|시간 제한||메모리 제한||제출||정답||맞은 사람||정답 비율|
|2 초||512 MB||39||33||31||96.875%|
At the end of each month, Moloco employees participate in a simple lottery for extra employee perks.
As a valuable employee of Moloco, you receive n lottery tickets where each ticket i has a prize worth wi > 0 Vitcoins.
In addition, each ticket i is paired with a coin that flips heads with probability pi (assume 0 < pi < 1) and tails with probability 1-pi.
Each coin flip is independent.
At each step, you choose a ticket among those that you have not chosen yet, and claim the prize immediately. Then, you flip the coin that is paired with the ticket; if it is heads, the lottery continues and you can pick another ticket, and so on until you run out of tickets. If it is tails, then the lottery ends immediately, and you get to keep all the Vitcoins you have collected so far.
You know all the values wi and pi for all i, and want to know a permutation of the tickets such that picking them in this order maximizes the expected number of Vitcoins you win.
The first line contains a single integer n between 1 and 1,000, inclusive.
The following n lines contain two integers, wi and qi where 1 ≤ wi ≤ 10,000 and 0 < qi < 10,000. We define pi = qi / 10000.

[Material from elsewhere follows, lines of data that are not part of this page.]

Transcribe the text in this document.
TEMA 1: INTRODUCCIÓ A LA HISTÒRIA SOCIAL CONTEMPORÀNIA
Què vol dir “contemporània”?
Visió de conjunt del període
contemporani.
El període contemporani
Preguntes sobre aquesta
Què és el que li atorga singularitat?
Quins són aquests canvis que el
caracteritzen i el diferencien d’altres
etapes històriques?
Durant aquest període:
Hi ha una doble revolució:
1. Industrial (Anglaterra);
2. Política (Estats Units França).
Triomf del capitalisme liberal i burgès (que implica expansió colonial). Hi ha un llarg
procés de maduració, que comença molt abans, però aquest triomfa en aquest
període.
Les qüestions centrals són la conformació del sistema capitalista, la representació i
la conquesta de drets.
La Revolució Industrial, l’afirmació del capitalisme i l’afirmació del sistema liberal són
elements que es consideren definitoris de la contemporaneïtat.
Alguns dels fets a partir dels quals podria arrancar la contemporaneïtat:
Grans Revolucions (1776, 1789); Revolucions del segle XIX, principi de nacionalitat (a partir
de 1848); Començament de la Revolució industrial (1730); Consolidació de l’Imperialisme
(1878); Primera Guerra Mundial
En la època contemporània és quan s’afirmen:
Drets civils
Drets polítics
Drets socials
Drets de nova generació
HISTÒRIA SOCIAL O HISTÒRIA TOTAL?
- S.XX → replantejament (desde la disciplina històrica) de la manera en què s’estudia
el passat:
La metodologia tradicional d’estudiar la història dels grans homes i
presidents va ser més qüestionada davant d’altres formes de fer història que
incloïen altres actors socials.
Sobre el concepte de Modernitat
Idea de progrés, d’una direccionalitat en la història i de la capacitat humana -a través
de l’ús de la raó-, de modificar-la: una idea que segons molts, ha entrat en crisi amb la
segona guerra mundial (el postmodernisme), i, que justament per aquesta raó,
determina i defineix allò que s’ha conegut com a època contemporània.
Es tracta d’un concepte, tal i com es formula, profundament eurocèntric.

You should output a permutation of length n containing integers between 1 and n in a single line, which describes the order in which you pick lottery tickets. If there exists multiple permutations that maximize the expected number of Vitcoins you can win, then output the one that comes first lexicographically (the smaller index must come first).
3 2 3000 5 5000 7 2000
2 3 1
3 3 5000 5 1500 7 2000
3 1 2
3 1 4000 1 5000 1 5000
2 3 1
Sample 1: The ordering (1, 2, 3) would yield 2 * 0.7 + (2 + 5) * 0.3 * 0.5 + (2 + 5 + 7) * 0.3 * 0.5 = 4.55 Victoins in expectation. The ordering (2, 3, 1) maximizes the expected winnings which is 8.7 Vitcoins.
Sample 3: Both orderings (2, 3, 1) and (3, 2, 1) yield the same expected number of Vitcoins you can win, but (2, 3, 1) comes first lexicographically.